Pour Alon Gratch, il faut savoir développer ses propres centres d'intérêt : « en étant un peu plus égoïste, on souffre moins de soigner les autres ». En effet, nous répète Alain Braconnier, « on ne peut prendre soin de l'autre que si on sait prendre soin de soi ». Ce n'est pas Marie-Line qui dira le contraire, elle qui va mieux depuis qu'elle fait « plein d'activités » à côté de son travail : broderie, peinture, lecture, écriture, relaxation. « A la fin de la journée, que tu le veuilles ou non, il y a le poids du monde sur tes épaules. Les soignants donnent beaucoup », dit-elle... Il faut en contrepartie s'offrir la possibilité de recevoir.

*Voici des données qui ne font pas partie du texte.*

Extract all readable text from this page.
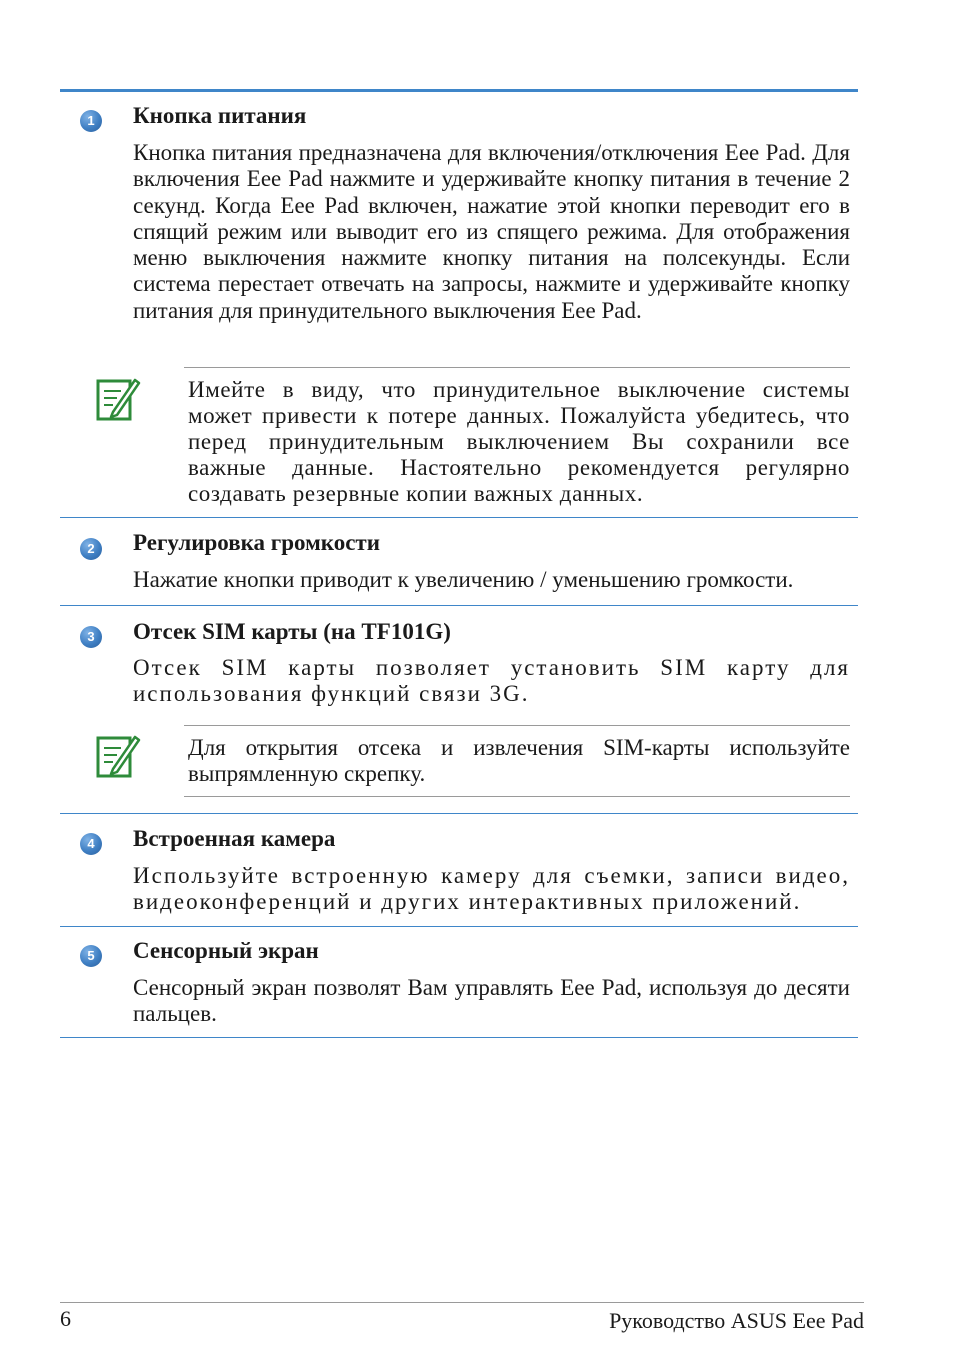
1	Кнопка питания

Кнопка питания предназначена для включения/отключения Eee Pad. Для включения Eee Pad нажмите и удерживайте кнопку питания в течение 2 секунд. Когда Eee Pad включен, нажатие этой кнопки переводит его в спящий режим или выводит его из спящего режима. Для отображения меню выключения нажмите кнопку питания на полсекунды. Если система перестает отвечать на запросы, нажмите и удерживайте кнопку питания для принудительного выключения Eee Pad.

Имейте в виду, что принудительное выключение системы может привести к потере данных. Пожалуйста убедитесь, что перед принудительным выключением Вы сохранили все важные данные. Настоятельно рекомендуется регулярно создавать резервные копии важных данных.

2	Регулировка громкости

Нажатие кнопки приводит к увеличению / уменьшению громкости.

3	Отсек SIM карты (на TF101G)

Отсек SIM карты позволяет установить SIM карту для использования функций связи 3G.

Для открытия отсека и извлечения SIM-карты используйте выпрямленную скрепку.

4	Встроенная камера

Используйте встроенную камеру для съемки, записи видео, видеоконференций и других интерактивных приложений.

5	Сенсорный экран

Сенсорный экран позволят Вам управлять Eee Pad, используя до десяти пальцев.

6	Руководство ASUS Eee Pad
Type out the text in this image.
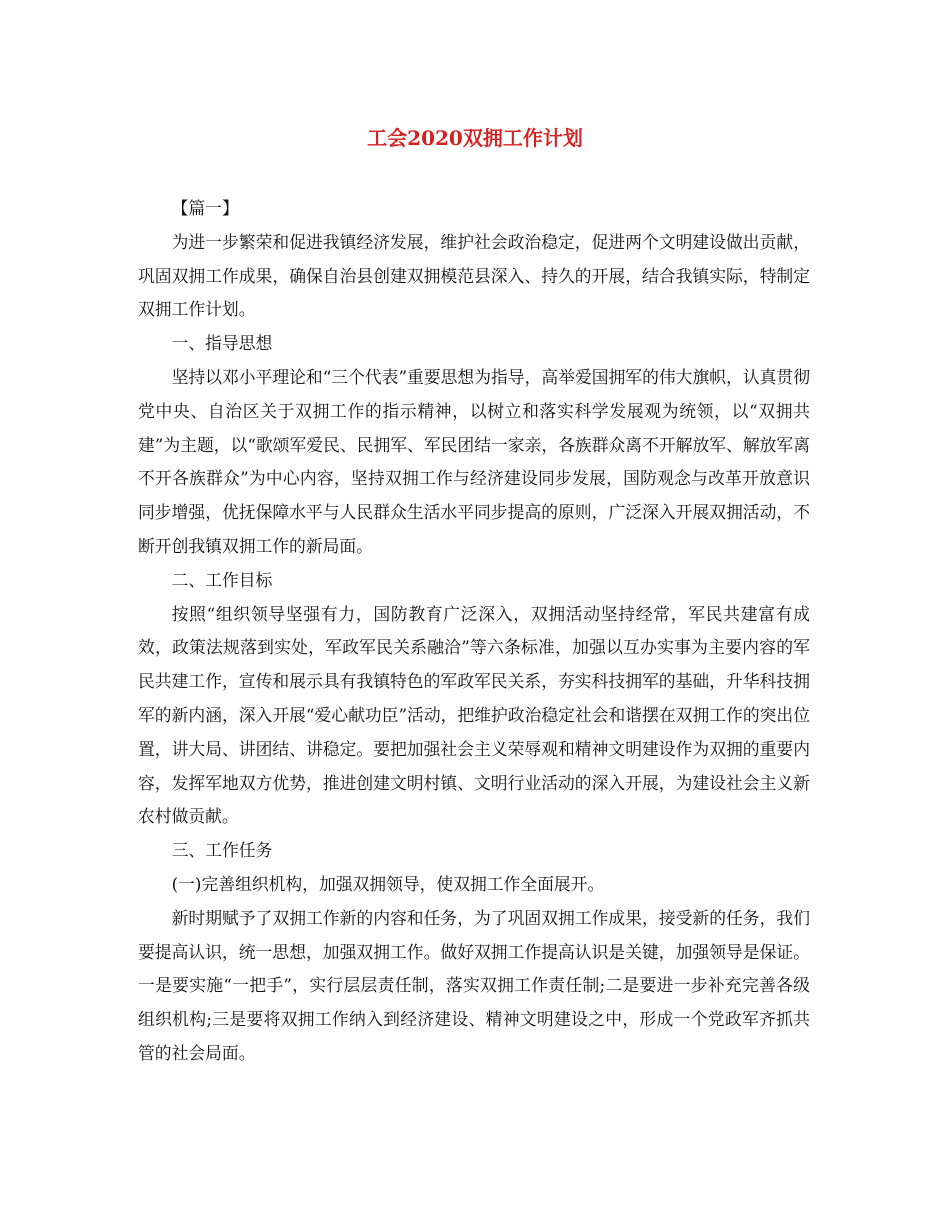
工会2020双拥工作计划

【篇一】

为进一步繁荣和促进我镇经济发展，维护社会政治稳定，促进两个文明建设做出贡献，巩固双拥工作成果，确保自治县创建双拥模范县深入、持久的开展，结合我镇实际，特制定双拥工作计划。

一、指导思想

坚持以邓小平理论和“三个代表”重要思想为指导，高举爱国拥军的伟大旗帜，认真贯彻党中央、自治区关于双拥工作的指示精神，以树立和落实科学发展观为统领，以“双拥共建”为主题，以“歌颂军爱民、民拥军、军民团结一家亲，各族群众离不开解放军、解放军离不开各族群众”为中心内容，坚持双拥工作与经济建设同步发展，国防观念与改革开放意识同步增强，优抚保障水平与人民群众生活水平同步提高的原则，广泛深入开展双拥活动，不断开创我镇双拥工作的新局面。

二、工作目标

按照“组织领导坚强有力，国防教育广泛深入，双拥活动坚持经常，军民共建富有成效，政策法规落到实处，军政军民关系融洽”等六条标准，加强以互办实事为主要内容的军民共建工作，宣传和展示具有我镇特色的军政军民关系，夯实科技拥军的基础，升华科技拥军的新内涵，深入开展“爱心献功臣”活动，把维护政治稳定社会和谐摆在双拥工作的突出位置，讲大局、讲团结、讲稳定。要把加强社会主义荣辱观和精神文明建设作为双拥的重要内容，发挥军地双方优势，推进创建文明村镇、文明行业活动的深入开展，为建设社会主义新农村做贡献。

三、工作任务

(一)完善组织机构，加强双拥领导，使双拥工作全面展开。

新时期赋予了双拥工作新的内容和任务，为了巩固双拥工作成果，接受新的任务，我们要提高认识，统一思想，加强双拥工作。做好双拥工作提高认识是关键，加强领导是保证。一是要实施“一把手”，实行层层责任制，落实双拥工作责任制;二是要进一步补充完善各级组织机构;三是要将双拥工作纳入到经济建设、精神文明建设之中，形成一个党政军齐抓共管的社会局面。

« On est responsable de ses réactions, même si on n'est pas responsable des situations et des difficultés qui existent », rappelle Françoise LeGall Dutertre. Dans nos sociétés occidentales, le vieillissement de la population, les maladies chroniques, les difficultés sociales, entraînent toute une série de situations de dépendance. Or, tous les discours (politique, social) nous poussent vers une sorte d'idéologie de l'autonomie, que dénonce Francine Saillant. En bref, tout le contraire du travail des soins qui se rapporte à des situations de dépendance et de régression.

Que ce soit dans le soin aux malades ou le soin aux enfants, l'infirmière s'inscrit justement dans une relation d'interdépendance, qui est compatible avec l'indépendance de sa propre personne. En voulant être plus fort, plus autonome, n'entre-t-elle pas dans une quête impossible d'un idéal d'infirmière (de femme) puissante, efficace, inébranlable ? N'y aurait-il pas bénéfice à accepter d'être à son tour un peu dépendant des autres, à reconnaître sa propre humanité avec ses limites ?

LES CHIFFRES :

- Il y a 85 % de femmes et 15 % d'hommes dans la profession.

- En moyenne, les infirmiers libéraux ont travaillé pendant 240 jours en 2001 et 10 % d'entre eux ont même été actifs pendant plus de 342 jours.